Since then, Beijing has repeatedly vowed to fix the problem but only soiled the wound by constantly balking at private and institutional investor demands that their interests be protected in any sale program.

The market last peaked at 2,245 points four years ago.

It was no surprise the markets continued an inexorable slide, said a Shanghai fund manager, refusing to be named.

"The market has been falling because the first batch of plans were really not that good.

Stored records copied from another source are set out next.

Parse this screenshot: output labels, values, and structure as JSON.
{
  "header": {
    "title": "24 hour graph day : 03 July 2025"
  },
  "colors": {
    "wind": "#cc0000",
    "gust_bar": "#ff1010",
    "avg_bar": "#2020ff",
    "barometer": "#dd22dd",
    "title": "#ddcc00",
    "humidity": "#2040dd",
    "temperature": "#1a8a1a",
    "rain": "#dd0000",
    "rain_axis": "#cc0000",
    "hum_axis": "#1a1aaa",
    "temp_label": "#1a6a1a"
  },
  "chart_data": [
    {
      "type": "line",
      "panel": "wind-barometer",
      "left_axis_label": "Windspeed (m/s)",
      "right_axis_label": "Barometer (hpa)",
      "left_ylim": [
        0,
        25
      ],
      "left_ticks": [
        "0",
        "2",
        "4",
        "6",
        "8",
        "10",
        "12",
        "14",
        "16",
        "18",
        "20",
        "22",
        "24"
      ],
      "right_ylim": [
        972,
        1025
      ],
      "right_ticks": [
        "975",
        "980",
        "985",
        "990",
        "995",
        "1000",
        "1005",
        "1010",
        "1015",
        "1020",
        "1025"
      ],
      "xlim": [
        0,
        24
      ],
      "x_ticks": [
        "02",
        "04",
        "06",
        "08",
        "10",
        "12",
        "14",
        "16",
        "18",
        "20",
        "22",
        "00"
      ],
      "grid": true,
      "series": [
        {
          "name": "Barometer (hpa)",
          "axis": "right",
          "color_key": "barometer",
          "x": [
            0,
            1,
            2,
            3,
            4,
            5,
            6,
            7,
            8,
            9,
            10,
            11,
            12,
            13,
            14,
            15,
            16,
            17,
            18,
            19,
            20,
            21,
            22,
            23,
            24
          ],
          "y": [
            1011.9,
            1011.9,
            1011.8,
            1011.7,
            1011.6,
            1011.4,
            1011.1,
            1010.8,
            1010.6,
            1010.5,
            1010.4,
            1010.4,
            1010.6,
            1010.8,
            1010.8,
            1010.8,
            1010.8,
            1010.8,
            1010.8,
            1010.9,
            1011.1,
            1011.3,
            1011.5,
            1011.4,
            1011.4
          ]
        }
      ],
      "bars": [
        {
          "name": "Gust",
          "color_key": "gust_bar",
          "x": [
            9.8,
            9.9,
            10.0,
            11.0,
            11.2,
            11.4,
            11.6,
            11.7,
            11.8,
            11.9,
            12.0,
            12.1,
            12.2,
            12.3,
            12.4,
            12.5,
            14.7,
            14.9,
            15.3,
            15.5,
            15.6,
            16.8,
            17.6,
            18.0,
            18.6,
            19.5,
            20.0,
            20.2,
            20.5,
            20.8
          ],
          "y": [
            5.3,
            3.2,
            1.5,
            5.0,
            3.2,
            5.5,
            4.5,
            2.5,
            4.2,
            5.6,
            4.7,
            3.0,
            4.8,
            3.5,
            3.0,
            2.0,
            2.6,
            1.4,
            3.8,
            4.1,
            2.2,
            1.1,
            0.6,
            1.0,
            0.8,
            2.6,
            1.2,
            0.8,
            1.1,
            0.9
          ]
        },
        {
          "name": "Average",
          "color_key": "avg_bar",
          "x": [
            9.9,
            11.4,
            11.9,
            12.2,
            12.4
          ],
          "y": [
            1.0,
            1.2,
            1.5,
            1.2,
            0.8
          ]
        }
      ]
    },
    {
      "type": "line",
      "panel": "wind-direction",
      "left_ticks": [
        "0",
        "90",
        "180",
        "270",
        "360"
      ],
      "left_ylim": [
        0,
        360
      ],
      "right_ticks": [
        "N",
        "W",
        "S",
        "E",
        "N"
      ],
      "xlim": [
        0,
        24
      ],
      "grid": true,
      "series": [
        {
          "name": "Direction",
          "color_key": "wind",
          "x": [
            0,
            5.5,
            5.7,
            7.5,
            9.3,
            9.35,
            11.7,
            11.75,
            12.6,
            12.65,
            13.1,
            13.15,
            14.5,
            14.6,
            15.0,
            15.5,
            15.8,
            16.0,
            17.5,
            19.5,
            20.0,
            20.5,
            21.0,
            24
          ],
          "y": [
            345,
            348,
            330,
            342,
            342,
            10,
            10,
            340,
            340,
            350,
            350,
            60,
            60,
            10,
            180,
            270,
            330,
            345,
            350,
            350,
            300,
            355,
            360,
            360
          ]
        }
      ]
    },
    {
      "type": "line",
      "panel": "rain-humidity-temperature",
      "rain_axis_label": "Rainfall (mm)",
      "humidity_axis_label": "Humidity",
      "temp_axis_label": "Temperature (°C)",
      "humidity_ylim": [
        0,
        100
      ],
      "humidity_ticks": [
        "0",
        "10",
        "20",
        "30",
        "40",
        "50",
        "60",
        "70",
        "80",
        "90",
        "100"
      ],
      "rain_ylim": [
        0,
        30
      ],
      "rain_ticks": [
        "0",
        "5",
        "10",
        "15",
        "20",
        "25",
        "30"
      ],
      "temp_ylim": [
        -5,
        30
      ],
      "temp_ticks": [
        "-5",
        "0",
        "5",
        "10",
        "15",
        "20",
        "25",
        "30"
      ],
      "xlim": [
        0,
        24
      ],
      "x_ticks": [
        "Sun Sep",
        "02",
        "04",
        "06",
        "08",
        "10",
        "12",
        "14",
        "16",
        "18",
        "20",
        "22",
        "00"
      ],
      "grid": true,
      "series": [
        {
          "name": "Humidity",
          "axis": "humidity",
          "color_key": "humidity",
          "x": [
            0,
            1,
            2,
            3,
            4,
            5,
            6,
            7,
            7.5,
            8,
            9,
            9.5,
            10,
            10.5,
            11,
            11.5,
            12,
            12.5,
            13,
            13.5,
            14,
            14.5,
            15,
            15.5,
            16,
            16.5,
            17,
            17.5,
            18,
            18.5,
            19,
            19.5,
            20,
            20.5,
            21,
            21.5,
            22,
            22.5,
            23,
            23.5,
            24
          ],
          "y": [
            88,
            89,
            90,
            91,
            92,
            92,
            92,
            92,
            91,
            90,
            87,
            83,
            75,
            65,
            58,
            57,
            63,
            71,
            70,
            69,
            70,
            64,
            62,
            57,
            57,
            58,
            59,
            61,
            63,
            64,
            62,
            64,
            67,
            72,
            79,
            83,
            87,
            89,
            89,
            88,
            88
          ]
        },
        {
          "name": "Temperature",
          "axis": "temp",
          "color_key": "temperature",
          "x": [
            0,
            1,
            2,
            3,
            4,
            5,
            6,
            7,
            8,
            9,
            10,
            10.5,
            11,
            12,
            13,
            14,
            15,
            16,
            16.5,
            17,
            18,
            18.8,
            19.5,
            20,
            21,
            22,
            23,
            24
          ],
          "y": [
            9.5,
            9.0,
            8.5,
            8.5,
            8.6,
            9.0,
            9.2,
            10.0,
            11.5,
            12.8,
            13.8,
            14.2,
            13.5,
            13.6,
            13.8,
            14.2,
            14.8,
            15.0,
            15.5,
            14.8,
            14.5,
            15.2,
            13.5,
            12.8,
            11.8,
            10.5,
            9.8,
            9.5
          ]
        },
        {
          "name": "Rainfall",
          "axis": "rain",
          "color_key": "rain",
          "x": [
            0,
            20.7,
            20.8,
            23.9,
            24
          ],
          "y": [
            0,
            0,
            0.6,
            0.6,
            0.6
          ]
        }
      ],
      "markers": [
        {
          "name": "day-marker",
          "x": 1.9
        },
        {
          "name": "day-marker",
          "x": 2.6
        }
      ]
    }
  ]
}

We don't think the next batch will be very good either," he said.
The reason China's stock markets are on the verge of collapse has to do with the original design and purpose of the exchanges.

Fifteen years ago, the central government in Beijing, looking for a way to avoid paying enterprises' heavy debts and fund a welfare system which once was the responsibility of chronically money-losing state-owned companies, struck on the idea of creating self-serving capital markets.

Under given quotas, provincial officials selected weak enterprises in hopes of clearing the mountains of debt built up in the days when workers were provided from the cradle to the grave by enterprises.

The result: the bourses never functioned like Western bourses but rather as a policy tool of the government that bred corruption and theft.

Although market players recognize that the state holdings must be disposed of, years of half-baked, non-committal government measures has made the average investor rightly suspicious.

"Investors couldn't help but doubt that this state shares sale plan is not something positive," said Yi Linming, analyst at Industrial Securities.

"And the more they doubted, the more the market panicked and the more the market panicked, the more they doubted," said Yi.

Now the overseer's slower and more-measured approach to push through reforms, while widely appreciated as necessary, remain under fire because investors complain that the government is looking out for its own interests only.

"What the investors need is compensation, and it is the government who should be responsible for it," said Yi.